Estelle Floret moderiert Erzählcafés an verschiedenen Orten, für verschiedene Zielgruppen. So zum Beispiel für betagte Menschen im Pflegeheim. Eine prägende zwischenmenschliche Erfahrung, die den Teilnehmenden die Möglichkeit bietet, über ihre Lebensgeschichte nachzudenken sowie ihre eigenen Ressourcen, die Beziehungen zueinander und ihre persönliche Identität zu stärken. Quartierplus veröffentlicht diesen umfassenden Artikel mit Genehmigung im Zweitabdruck.

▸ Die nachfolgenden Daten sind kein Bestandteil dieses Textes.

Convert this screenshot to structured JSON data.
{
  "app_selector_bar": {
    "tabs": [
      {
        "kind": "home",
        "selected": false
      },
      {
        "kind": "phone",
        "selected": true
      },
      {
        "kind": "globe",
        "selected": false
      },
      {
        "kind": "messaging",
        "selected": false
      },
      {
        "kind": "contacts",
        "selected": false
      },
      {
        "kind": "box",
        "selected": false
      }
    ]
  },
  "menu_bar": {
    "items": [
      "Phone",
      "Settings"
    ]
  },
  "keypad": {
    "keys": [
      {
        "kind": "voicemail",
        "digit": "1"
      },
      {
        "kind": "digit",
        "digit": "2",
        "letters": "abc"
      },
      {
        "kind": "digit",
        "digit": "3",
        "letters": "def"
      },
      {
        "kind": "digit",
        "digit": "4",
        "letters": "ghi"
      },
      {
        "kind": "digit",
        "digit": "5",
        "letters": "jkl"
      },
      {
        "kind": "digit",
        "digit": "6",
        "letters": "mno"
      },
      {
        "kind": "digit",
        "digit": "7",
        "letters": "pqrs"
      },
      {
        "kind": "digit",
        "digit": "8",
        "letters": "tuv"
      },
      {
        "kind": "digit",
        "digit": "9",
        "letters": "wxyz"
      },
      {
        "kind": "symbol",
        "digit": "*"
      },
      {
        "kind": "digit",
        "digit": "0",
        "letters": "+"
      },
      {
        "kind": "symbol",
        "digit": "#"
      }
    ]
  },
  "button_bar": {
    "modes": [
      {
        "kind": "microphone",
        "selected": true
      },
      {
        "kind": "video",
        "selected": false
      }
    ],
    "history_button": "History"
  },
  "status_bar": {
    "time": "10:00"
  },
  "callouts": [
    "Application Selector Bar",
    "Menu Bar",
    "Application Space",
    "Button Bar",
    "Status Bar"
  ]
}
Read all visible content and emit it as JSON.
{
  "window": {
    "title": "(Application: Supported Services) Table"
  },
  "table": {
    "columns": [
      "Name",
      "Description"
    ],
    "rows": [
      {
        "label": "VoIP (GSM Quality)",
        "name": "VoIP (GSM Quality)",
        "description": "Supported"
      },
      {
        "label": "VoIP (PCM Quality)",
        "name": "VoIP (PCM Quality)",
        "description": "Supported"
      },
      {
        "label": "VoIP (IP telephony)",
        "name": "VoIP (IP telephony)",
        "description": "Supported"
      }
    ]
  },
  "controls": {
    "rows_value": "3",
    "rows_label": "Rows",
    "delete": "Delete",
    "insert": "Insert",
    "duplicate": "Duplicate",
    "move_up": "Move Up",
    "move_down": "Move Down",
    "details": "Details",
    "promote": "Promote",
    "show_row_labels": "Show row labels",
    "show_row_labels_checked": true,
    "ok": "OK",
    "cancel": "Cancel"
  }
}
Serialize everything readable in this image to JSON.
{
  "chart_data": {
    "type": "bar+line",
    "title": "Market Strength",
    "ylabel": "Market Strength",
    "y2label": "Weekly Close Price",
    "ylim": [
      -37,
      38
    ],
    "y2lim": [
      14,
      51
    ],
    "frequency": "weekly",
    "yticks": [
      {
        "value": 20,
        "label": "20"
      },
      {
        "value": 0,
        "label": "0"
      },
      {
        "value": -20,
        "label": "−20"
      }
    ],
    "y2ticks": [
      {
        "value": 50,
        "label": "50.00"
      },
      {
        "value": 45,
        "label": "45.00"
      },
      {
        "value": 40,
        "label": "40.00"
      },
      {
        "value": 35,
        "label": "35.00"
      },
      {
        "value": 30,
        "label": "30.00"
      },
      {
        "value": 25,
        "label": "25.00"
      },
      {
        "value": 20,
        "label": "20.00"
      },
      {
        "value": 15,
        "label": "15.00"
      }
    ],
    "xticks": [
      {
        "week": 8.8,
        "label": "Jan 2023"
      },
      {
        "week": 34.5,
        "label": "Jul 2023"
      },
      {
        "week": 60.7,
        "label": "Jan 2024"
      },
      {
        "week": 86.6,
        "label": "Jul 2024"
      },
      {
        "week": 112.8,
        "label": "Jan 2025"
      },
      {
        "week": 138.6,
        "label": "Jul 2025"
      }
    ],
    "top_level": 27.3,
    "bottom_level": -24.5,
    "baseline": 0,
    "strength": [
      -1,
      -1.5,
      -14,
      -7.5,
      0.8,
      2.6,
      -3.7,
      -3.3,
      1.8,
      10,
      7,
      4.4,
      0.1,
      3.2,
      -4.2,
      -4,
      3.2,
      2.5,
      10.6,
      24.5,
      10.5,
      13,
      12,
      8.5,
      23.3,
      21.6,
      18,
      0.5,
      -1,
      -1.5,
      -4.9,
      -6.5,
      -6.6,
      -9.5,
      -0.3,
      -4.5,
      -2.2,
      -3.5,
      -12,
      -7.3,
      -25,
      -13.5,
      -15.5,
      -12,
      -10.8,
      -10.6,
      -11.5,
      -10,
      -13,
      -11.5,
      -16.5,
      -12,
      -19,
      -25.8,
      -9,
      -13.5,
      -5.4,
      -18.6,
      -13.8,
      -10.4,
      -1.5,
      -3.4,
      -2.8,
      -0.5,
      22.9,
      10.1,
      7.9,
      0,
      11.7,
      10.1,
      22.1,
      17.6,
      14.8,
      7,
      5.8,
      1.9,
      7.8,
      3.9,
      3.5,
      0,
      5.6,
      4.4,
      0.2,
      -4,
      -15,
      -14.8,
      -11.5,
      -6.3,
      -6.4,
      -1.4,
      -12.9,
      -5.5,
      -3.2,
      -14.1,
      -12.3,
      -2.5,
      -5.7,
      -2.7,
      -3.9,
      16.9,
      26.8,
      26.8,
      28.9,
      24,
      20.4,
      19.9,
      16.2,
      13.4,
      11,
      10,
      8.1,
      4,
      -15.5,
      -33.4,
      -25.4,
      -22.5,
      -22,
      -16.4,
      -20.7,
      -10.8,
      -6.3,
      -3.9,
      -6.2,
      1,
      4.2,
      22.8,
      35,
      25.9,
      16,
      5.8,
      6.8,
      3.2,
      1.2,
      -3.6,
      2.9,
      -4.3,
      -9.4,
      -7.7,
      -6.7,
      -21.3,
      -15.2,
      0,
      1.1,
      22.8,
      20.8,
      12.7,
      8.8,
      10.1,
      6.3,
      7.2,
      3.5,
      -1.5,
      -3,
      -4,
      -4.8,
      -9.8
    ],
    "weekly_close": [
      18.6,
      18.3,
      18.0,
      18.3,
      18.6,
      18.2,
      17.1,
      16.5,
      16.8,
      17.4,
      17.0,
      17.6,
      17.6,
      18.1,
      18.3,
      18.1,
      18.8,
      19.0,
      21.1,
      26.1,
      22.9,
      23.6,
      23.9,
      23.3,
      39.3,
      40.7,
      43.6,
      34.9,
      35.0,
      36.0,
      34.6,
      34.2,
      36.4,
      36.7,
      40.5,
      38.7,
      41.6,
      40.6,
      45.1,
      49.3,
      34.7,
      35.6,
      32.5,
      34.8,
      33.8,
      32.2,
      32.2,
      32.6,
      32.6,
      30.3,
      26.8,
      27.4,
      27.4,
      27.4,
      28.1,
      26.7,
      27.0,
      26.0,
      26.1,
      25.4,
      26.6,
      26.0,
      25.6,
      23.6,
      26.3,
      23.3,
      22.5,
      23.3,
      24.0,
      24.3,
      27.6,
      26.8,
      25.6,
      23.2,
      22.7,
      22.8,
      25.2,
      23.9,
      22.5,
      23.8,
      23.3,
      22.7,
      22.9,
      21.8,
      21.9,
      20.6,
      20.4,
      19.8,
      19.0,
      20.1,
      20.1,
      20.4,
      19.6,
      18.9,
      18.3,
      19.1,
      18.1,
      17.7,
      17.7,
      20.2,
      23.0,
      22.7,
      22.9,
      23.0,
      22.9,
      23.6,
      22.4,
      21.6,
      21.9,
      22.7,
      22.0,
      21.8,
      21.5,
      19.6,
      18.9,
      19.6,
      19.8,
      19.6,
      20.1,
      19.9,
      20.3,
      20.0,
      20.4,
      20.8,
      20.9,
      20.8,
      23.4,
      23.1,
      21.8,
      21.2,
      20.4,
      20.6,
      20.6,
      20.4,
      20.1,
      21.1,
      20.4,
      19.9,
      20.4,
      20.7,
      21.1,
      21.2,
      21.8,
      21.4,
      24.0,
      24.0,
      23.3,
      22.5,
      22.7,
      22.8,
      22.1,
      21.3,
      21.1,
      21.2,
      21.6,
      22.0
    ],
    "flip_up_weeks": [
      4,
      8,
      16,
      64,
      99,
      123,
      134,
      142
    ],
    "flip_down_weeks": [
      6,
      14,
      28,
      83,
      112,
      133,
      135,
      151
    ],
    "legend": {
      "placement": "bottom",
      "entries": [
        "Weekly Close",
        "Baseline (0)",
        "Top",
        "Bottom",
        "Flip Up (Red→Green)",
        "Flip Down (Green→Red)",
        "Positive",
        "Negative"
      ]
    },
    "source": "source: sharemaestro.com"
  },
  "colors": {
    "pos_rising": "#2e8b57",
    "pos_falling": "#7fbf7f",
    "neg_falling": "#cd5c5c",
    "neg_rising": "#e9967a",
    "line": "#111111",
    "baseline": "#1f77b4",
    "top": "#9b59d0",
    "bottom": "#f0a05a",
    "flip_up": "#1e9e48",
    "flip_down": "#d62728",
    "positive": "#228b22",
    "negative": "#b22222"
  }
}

Eines der ersten Erzählcafés für ältere Menschen, das ich moderieren durfte, fand im Pflegeheim Les Pervenches in Carouge im Kanton Genf statt. Anfang Nachmittag trafen die ersten Teilnehmenden nach und nach gemütlich ein und setzten sich an den grossen Tisch im Aktivierungsraum. Über 20 Personen waren der Einladung gefolgt – weit mehr, als sich Estelle Floret, Leiterin der Aktivierung, erhofft hatte. Noch bevor alle ihren Platz gefunden hatten und ich erklären konnte, was ein Erzählcafé ist und wie es abläuft, fragte mich ein Bewohner: «Was erzählen Sie uns denn heute?» Diese Frage wird mir regelmässig gestellt, wenn ich zum ersten Mal ein Erzählcafé in einem Pflegeheim durchführe. Jedes Mal antworte ich mit einem feinen Lächeln: «Nicht ich, sondern Sie werden erzählen!» Denn diese Gesprächskreise haben den Anspruch, einen wohlwollenden und respektvollen Raum zu schaffen, wo Menschen ihre Geschichte erzählen können und vor allem Gehör finden. Das Erzählcafé in Carouge fand am 14. Juli statt, kurz vor dem 1. August also. Somit lag das Thema des Tages auf der Hand: der Nationalfeiertag. Zu diesem Anlass und um das Eis zu brechen, zeigte ich Bilder mit Bezug zum Nationalfeiertag verschiedener Länder, aus denen die anwesenden Bewohner:innen mehrheitlich stammten. Nachdem sich alle nacheinander vorgestellt und so ein erstes Mal das Wort ergriffen hatten, begann ich, die vorbereiteten Fragen zu stellen. Dabei folgte ich einem chronologischen Ablauf: von der Vergangenheit über die Gegenwart bis zur Zukunft. Wie war es bei Ihnen als Kind? Wie haben Sie den Nationalfeiertag erlebt? Welche Bilder bleiben Ihnen in Erinnerung? Wie ist es heute? Was möchten Sie weitergeben? Zunächst etwas schüchtern, dann immer selbstsicherer und energischer erzählten die Bewohner:innen von ihren Kindheitserinnerungen, von Traditionen, Feuerfreuden, Lampions, kulinarischen Spezialitäten. Manchmal waren sie erstaunt, gleiche Dinge erlebt zu haben, so zum Beispiel, wenn die «kleinen» Geschichten in einen grösseren historischen Kontext gestellt wurden. Gemeinsam lachten sie über Anekdoten, liessen Emotionen aufheben und liessen auch Tränen ihren Lauf, wenn es um schmerzhafte Erinnerungen ging.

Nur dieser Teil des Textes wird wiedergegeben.